Meseleyi böyle ortaya koyunca yapısal reformların da ülkeden ülkeye farklı olması zorunluluğu çıkıyor. Hukukun üstünlüğü, demokrasi, insan hakları, ifade özgürlüğü gibi sorunlarını büyük ölçüde çözmüş olan batılı ülkelerle Türkiye gibi bu konularda gerilerde olan ülkelerde yapısal reformlar aynı anlama gelmiyor. Batılı ülkelerde mesela iş yaşamının düzenlenmesi, emeklilik meselelerinin çözümü gibi sorunlar yapısal reform olarak tanımlanıyor. Oysa bizim gibi ekonomilerde bunlar yeterli değil. IMF ve Dünya Bankası’nın önerdiği yapısal reformlarla benim Türkiye için önerdiklerim arasında ciddi bir fark var: Onların önerileri yalnızca ekonomiye odaklanıyor. Benim önerilerim ise “hukukun üstünlüğü sağlanmadan ekonomideki reformlar yürümez” diye başlıyor. Bence Türkiye için yasama, yürütme ve yargı erklerini yeniden ayıran bir güçler ayrımına dayalı Anayasa sistemini kurmadan yapısal reform olmaz. Son seçim sonuçlarının açıklanmasında yaşadığımız gecikmeler, tartışmalar bize hukukun üstünlüğü ve erklerin ayrılması ilkelerinin ne kadar önemli olduğunu net bir biçimde göstermiş olmalı.
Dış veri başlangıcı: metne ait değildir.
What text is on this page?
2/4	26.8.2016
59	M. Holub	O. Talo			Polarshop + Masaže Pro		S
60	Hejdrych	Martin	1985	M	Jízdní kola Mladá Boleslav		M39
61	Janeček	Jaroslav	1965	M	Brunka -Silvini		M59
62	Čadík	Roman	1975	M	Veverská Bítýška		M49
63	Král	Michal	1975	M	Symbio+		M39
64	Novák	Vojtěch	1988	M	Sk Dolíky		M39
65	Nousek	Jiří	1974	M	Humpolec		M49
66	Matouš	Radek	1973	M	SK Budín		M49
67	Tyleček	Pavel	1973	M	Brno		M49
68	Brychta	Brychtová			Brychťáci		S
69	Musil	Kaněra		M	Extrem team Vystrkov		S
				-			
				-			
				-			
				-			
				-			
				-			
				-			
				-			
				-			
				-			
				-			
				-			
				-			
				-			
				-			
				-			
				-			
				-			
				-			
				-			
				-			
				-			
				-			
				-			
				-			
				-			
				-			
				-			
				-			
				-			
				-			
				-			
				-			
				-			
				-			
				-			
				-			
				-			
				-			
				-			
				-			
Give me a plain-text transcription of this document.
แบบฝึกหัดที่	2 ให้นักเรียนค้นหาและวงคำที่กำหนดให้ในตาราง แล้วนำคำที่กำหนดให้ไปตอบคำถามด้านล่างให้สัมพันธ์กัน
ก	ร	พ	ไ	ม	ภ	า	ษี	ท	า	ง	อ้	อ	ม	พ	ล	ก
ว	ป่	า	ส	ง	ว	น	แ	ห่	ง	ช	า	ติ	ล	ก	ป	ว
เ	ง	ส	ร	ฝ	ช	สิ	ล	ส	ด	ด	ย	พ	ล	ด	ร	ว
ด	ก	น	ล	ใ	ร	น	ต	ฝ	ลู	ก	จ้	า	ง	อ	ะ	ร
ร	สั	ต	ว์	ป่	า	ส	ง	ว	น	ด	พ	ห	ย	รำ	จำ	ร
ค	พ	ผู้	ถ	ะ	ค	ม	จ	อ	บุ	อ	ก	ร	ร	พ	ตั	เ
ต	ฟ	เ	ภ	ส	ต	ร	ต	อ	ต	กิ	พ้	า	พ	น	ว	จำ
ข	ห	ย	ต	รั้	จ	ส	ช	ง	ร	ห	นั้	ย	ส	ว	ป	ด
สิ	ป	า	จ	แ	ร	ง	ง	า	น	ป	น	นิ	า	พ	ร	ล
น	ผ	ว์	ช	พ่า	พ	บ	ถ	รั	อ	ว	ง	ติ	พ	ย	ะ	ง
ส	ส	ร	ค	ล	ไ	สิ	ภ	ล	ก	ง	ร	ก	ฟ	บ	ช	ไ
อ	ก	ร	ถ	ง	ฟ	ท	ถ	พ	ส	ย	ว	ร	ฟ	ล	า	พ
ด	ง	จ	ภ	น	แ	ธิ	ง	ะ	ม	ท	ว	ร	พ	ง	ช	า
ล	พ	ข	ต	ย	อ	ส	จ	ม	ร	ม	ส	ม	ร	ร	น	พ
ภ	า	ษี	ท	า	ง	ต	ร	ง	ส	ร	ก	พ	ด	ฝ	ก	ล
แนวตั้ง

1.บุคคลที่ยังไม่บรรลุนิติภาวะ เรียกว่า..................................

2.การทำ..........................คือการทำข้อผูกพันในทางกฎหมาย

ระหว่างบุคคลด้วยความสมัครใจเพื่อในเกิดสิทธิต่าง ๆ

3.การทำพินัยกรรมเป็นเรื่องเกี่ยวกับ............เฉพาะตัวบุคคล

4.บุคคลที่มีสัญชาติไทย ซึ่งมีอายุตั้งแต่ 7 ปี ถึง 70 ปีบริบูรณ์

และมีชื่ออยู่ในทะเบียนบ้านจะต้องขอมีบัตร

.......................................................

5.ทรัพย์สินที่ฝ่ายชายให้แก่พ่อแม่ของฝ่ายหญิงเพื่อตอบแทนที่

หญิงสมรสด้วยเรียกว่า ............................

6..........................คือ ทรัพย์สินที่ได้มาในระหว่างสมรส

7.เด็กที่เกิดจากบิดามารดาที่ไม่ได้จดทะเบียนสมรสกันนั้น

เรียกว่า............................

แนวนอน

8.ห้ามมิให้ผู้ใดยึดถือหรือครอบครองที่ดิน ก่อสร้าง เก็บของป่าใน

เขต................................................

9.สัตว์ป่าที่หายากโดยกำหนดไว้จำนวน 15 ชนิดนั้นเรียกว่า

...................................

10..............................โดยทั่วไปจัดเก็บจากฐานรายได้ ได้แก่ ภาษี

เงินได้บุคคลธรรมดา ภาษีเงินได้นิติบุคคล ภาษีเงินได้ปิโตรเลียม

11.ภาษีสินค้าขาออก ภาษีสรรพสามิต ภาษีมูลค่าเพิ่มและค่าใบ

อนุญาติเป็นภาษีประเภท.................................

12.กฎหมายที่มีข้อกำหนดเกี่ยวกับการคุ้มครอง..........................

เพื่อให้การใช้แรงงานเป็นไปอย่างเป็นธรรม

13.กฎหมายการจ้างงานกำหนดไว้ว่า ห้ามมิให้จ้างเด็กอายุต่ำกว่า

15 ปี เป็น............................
Bugün geldiğimiz noktada, yapısal reformların; hukuka üstünlük tanıyarak, yargı bağımsızlığını gerçekleştirerek, yasalar önünde herkesi eşit sayarak, yasama, yargı ve yürütme erklerini ayırarak başlaması, eğitimin tümüyle bilimsel temellere dayanan bir sistemle yeniden ve en baştan düzenlenmesi ve oradan ekonomiye gelinmesi gerektiği kanısındayım. Kuşkusuz bunların bu sırayla yani biri tamamlandıktan sonra ötekine başlayarak yapılması gerekmez. Hepsine aynı anda başlanabilir. Önemli olan hukuku ve eğitimi kenara atmamak.
Geçmiş deneyimlerimiz gösteriyor ki hukukun üstünlüğü olmadan vergileri düzelterek, bütçe açığını düşürerek gideceğimiz yol en fazla on yıl sürüyor. Sonra ekonomi yine krize giriyor.